There’s only one way to take this kind of mess on (okay, sure, there are a bunch of ways, but if you want to remove and clear the invasives without destroying the substrate and everything else and/or spraying pounds - yes, pounds - of chemicals, this is it). You wade in and start cutting. Okay, not exactly. As the wise man said, you got to have a plan. And indeed you do. In this case, in order to get this really challenging site done with some kind of ecological sensitivity, at a reasonable cost, and in real time, you have to deploy the right tools and strategies in the most efficient way (and, of course, deploy your own hard work). Which in this case goes something like this:
In order to drop and disassemble the many, many (did I say many?) buckthorn you need open space, which means taking out the numerous understory honeysuckle (and in this case privet) of varying sizes. A high horsepower brushcutter with a sharp blade makes short work of this, including cutting the larger stems and branches into pileable pieces (see previous post on your good friend, the brush pile).

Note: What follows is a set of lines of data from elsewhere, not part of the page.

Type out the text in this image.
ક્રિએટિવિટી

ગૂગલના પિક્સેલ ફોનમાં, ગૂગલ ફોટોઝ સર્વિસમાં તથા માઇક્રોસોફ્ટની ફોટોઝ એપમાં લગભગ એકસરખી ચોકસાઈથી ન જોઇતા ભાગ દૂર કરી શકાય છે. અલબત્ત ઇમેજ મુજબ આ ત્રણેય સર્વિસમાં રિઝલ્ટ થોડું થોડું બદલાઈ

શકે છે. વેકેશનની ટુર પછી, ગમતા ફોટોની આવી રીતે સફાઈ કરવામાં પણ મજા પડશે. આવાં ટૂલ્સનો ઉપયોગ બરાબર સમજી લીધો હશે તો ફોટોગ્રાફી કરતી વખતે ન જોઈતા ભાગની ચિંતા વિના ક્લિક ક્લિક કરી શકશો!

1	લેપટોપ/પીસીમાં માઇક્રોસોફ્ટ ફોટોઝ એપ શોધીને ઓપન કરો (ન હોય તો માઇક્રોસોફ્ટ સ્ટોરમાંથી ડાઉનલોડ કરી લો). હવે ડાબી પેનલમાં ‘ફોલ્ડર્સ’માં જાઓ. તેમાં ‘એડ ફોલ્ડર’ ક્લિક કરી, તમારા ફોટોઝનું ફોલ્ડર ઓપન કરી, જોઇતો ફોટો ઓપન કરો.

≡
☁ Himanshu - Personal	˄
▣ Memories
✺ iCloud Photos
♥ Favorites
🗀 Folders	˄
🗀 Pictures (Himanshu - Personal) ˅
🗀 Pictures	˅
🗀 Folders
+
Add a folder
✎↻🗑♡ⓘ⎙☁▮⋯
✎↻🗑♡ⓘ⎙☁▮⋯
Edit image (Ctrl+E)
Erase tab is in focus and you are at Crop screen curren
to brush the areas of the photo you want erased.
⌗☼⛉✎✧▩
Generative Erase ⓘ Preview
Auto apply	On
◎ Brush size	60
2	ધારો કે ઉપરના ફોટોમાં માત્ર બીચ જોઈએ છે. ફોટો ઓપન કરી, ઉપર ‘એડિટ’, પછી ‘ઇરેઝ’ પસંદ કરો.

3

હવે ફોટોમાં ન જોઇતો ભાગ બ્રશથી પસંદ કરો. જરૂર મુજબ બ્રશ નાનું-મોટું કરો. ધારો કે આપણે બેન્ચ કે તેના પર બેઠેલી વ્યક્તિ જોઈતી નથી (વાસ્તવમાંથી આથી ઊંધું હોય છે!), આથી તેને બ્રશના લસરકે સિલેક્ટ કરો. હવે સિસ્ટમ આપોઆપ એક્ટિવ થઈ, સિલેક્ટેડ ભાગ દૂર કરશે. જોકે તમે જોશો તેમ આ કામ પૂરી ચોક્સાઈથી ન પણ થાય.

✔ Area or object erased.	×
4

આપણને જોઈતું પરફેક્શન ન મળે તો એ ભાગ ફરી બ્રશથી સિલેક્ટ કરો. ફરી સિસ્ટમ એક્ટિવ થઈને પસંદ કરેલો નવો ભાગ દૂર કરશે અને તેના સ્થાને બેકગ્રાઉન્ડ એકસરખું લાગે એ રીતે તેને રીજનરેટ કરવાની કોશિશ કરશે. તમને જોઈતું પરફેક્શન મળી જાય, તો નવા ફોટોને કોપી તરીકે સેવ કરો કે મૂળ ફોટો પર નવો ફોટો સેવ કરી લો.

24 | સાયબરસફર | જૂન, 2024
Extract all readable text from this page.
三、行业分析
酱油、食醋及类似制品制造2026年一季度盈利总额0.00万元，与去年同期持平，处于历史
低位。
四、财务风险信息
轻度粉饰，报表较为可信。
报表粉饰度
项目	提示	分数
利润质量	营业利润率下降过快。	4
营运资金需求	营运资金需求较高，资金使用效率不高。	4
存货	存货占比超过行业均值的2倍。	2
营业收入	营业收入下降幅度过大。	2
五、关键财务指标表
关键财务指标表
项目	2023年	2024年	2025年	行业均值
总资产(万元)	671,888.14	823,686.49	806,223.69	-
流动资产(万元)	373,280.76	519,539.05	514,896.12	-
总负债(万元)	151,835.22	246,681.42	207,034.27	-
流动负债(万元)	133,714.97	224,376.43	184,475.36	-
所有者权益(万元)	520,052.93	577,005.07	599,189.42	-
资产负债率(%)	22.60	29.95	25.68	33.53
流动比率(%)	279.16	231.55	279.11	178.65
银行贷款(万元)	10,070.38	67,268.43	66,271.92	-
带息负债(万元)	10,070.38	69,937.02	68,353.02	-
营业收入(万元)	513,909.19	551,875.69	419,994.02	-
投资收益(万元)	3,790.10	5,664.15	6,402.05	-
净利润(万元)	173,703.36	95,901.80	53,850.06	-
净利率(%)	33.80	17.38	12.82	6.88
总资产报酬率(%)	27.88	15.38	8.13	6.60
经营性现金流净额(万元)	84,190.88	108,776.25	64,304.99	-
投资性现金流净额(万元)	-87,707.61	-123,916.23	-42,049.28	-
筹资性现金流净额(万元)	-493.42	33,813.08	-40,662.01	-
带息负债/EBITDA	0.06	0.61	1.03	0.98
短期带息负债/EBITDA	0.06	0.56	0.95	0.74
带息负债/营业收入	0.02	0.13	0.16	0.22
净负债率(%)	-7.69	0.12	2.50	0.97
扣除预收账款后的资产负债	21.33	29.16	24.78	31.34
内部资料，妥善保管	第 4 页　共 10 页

And as on this site I’m using a low-dose herbicide strategy, I immediately follow cutting with 20% aquatic glyphosate cut stem treatment using a small spray bottle, a fast, efficient, highly precise and targeted application that uses very small amounts of herbicide with no drift and almost no overspray.

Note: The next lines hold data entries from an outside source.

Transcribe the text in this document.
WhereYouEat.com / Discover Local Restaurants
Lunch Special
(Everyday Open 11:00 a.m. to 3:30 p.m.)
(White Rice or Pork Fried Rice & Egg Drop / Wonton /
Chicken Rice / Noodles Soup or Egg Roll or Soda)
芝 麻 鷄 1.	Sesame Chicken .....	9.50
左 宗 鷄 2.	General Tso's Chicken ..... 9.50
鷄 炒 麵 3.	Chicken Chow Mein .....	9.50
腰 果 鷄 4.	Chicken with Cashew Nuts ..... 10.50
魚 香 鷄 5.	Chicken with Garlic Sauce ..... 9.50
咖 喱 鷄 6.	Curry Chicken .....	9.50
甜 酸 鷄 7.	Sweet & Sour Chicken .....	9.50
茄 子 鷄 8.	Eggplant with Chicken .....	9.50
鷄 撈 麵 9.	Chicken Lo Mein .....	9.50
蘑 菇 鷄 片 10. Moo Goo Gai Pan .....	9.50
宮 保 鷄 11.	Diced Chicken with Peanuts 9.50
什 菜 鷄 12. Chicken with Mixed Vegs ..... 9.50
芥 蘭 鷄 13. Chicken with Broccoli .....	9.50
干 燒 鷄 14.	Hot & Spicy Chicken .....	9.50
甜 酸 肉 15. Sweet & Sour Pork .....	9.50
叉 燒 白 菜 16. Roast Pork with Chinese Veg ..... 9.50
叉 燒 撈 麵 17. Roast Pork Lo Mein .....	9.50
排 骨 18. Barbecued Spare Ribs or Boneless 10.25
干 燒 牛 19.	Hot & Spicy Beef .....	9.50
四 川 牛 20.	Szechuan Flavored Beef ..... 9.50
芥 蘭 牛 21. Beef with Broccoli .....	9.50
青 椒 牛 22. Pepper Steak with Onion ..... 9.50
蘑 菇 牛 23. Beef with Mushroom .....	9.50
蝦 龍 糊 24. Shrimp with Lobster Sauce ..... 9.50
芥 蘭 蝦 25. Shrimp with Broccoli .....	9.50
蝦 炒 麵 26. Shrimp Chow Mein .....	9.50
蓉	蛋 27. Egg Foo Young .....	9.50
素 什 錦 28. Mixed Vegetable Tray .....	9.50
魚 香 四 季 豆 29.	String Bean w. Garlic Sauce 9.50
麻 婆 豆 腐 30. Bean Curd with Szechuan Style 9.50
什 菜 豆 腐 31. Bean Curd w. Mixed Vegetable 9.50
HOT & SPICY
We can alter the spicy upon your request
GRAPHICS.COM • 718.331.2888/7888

Once the honeysuckle (and privet, and multiflora rose) are cut, piled, and out of the way, it’s buckthorn time. My trusty Stihl eats buckthorn for breakfast, lunch, and a late afternoon snack - this is the fun stuff, where I get to pretend I’m Paul Bunyan dropping 100’ spruce in the great north woods. (Realty check - I’m really just trying to not kill or maim myself.) But dropping, limbing, and bucking the ‘thorns goes much quicker once the field is cleared for landing. The obvious theme here is efficiency. Sure, the landowner could bring in the skid-steers and chip everything to the ground, or basal bark and foliar spray everything in sight leaving an edge to edge, impassable tangle of dead mid- and understory biomass (which would also be something of a fire hazard…). These are efficient, real world options that have real advantages. But what if you apply the same ideas of efficiency, especially efficiencies of scale, to ecologically sensitive removal and management of invasive species? Answer: you get transformation of effectively “dead zones” of invasive choked landscape to rapid recovery of native natural communities and landscapes in real time, with minimal disturbance, at cost competitive rates.
The final step in the above scenario will be followup spot spraying and brushcutting of regrowth after a month or two of spring leaf-out. After that, and with very low-intensity maintenance, what you have is a nearly 100% changed ecosystem in which native tree, shrub, and herbaceous species will rapidly populate into self organizing systems of emergent natural communities; in which soils degraded by invasive induced changes and deficits in chemistry, nutrients, mycorrhizal development, microorganisms, and microbial activity return to bioactive richness; and where an effective “food desert” for insect and arthropod populations - especially Lepidoptera - will be replaced by native species that support these taxa, and everything that relies on them for food and ecosystem services.
This is what “ecologically sensitive” means to me - to turn these degraded landscapes around to functional ecosystems as fast as possible, with the least possible amount of damaging mechanical and/or chemical disturbance, as affordably as possible. Changing the world, one parcel at a time.